Pode se comprar facilmente os Os simulacros de armas de fogo Aqui em Brasília, até na Feira do Paraguai se encontram bancas com esse tipo de mercadoria. Foto de Chico Sant’Anna.

As estatísticas no Distrito Federal não diferenciam os crimes cometidos com armas verdadeiras ou de “mentirinha”. Fontes da Polícia Militar, no entanto, indicam que pelo menos 30% dos casos de crime à mão armada são cometidos com simulacros.

No Rio de Janeiro, cálculos do Ministério Público, com base em flagrantes registrados na capital e na Baixada Fluminense, apontam que quatro em cada dez assaltos são cometidos com esses simulacros.

São pistolas, revólveres e fuzis fabricados para a prática esportiva e idênticos a armas de fogo vêm sendo usados em larga escala por assaltantes, traficantes de drogas e milicianos no Rio.

Fontes da Polícia Militar indicam que pelo menos 30% dos casos de crime à mão armada na Capital Federal são cometidos com simulacros. As “armas” são facilmente encontradas na internet.

Similitudes

As similitudes são totais. Quase idênticos. Um cidadão comum, vítima de um assalto, jamais teria condições de diferenciá-los. A única diferença deles para as armas verdadeiras é que o bico do cano é pintado de vermelho ou laranja. Em alguns casos, a empunhadura, o cabo, também é colorida. Mas isso quando ele sai da fábrica. Nada impede que seja pintado posteriormente na mesma cor do armamento verdadeiro.
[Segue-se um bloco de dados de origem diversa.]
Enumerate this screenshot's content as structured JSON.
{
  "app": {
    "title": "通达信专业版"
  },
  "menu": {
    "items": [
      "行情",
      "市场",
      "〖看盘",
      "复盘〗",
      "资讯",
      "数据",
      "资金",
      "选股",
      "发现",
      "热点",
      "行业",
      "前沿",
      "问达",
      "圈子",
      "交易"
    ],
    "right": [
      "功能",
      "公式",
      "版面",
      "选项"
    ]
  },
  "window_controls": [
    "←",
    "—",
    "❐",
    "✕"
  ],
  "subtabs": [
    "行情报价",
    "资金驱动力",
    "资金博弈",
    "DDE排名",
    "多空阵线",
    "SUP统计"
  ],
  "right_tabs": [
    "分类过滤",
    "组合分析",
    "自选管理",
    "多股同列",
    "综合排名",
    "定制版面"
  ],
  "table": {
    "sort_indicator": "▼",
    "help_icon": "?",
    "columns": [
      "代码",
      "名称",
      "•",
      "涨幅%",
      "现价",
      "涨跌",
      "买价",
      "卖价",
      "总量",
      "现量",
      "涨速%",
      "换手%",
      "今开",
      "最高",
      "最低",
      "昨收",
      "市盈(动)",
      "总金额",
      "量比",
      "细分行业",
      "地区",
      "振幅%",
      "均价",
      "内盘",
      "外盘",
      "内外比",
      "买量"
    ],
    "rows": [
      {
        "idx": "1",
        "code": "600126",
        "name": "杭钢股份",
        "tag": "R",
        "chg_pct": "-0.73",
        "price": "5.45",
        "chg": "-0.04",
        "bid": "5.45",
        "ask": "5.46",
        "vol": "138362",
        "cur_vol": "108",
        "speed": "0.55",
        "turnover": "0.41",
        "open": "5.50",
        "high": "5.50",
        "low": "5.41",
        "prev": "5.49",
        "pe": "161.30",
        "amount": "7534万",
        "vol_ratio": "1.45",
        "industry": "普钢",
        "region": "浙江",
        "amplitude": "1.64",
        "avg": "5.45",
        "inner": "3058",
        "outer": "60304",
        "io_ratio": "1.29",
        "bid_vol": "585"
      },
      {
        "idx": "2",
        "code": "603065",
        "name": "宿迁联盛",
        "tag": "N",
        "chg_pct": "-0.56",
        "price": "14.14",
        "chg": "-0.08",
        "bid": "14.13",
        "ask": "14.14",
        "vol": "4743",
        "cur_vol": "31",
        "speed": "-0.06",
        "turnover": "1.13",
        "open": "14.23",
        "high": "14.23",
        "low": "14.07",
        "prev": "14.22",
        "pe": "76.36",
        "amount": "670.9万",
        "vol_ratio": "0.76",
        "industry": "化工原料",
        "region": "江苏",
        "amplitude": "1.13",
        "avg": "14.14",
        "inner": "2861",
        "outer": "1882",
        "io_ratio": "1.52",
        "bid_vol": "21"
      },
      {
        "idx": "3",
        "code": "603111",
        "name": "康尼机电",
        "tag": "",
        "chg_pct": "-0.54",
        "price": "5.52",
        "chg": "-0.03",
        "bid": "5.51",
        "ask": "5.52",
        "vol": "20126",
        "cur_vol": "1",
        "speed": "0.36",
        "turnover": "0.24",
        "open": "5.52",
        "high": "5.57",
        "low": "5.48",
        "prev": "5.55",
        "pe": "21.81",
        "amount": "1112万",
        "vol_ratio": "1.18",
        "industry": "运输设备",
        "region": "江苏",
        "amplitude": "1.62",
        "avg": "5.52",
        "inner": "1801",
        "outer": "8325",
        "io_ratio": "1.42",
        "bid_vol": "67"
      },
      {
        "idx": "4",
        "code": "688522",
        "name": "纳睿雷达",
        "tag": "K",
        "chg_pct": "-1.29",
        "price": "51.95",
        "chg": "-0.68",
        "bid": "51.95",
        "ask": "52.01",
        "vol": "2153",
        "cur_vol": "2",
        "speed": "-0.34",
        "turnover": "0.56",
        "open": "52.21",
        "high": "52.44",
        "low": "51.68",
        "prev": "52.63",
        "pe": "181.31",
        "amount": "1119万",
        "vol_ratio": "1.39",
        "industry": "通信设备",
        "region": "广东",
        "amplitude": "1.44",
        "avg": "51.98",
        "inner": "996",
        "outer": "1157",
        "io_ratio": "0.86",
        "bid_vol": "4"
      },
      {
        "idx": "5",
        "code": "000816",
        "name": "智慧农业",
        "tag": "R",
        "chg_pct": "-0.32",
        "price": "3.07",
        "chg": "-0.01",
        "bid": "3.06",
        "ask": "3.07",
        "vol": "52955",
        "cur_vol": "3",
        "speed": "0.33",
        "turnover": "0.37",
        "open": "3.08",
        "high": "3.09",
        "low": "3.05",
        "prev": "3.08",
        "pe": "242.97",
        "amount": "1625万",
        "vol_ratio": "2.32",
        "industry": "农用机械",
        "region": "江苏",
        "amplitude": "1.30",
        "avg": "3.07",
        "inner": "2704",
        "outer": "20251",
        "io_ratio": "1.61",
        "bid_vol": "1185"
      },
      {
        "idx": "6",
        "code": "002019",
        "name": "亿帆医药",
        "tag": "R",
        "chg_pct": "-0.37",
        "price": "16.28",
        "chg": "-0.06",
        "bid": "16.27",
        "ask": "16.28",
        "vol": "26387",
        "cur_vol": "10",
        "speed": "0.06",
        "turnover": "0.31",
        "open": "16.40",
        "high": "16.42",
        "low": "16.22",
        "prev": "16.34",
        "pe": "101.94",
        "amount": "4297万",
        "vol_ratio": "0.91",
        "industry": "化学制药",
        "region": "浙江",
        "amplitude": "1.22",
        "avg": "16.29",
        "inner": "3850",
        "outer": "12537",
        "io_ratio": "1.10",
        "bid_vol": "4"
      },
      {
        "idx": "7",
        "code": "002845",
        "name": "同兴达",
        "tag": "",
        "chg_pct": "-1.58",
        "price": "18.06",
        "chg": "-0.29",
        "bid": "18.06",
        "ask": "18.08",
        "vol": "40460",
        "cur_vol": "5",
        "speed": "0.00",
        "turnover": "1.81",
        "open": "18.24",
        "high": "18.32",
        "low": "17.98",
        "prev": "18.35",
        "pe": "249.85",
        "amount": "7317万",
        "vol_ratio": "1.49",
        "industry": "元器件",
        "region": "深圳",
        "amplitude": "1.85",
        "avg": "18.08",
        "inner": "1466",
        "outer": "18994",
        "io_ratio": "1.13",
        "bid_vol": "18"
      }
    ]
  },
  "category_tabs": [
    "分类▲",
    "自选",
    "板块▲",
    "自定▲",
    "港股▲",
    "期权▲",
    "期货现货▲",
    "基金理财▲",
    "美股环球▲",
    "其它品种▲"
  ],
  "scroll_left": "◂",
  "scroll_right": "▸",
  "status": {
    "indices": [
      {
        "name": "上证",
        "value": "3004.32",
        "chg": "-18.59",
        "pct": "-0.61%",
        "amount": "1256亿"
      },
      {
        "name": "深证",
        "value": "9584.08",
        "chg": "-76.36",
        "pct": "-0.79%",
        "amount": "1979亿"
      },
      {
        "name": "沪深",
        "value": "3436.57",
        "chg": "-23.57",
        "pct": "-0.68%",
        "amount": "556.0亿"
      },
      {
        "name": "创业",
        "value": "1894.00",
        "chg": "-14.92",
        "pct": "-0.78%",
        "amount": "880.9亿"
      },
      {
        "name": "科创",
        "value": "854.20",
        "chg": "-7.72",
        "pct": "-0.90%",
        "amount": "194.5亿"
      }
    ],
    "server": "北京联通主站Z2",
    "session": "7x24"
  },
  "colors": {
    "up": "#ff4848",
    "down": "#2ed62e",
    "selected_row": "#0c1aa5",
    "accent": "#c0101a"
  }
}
Para a aquisição desses brinquedinhos não há qualquer impedimento. Compra-se pela internet, em lojas de esporte, aqui em Brasília, até na Feira do Paraguai. Segundo levantamento feito pelo jornal O Estado de São Paulo, um simulacro de uma pistola de calibre 9 mm, ponto 45, tem preço médio entre R$ 250 e R$ 500. Já a verdadeira custa em torno de R$ 5 mil no mercado negro, a depender do fabricante. Se for um fuzil, a imitação custará no máximo R$ 2 mil, enquanto o verdadeiro sai por algo entre R$ 50 mil e R$ 70 mil.

Capazes de provocar sobre as vítimas o mesmo nível de pânico, os simulacros não impressionam o judiciário brasileiro. Mesmo sendo de brinquedo, essas armas disparam esferas plásticas de seis milímetros por meio de molas, gás comprimido ou disparo elétrico. Em alguns casos, as esferas plásticas podem ser substituídas por bilhas metálicas.

Justiça

Até 2001, um crime cometido com uso de falsa arma de fogo era tratado como se real ela fosse. A pena era igualmente agravada. O Superior Tribunal de Justiça, porém, revisou esta leitura e um assalto com uma pistola airsoft é hoje qualificado como roubo simples. A sentença pode ser cumprida em regime aberto.

Desde 2014, lei do Estado de São Paulo proíbe a fabricação e o comércio de brinquedos que simulem armas de fogo. O comércio desses “brinquedinhos”, contudo, vem crescendo nos últimos cinco anos em Brasília e em todo o País. Esse quadro exige uma reflexão sobre a necessidade de leis especificas que disciplinem em todo o Brasil a comercialização e o porte desses simulacros. É o que defende o promotor Jorge Luís Furquim, da Promotoria Criminal de Itaguaí, no Rio de Janeiro. Câmara dos Deputados e Senado Federal precisam ser debruçar sobre esse tema. Os parlamentares não podem ignorar mais esta faceta da violência urbana.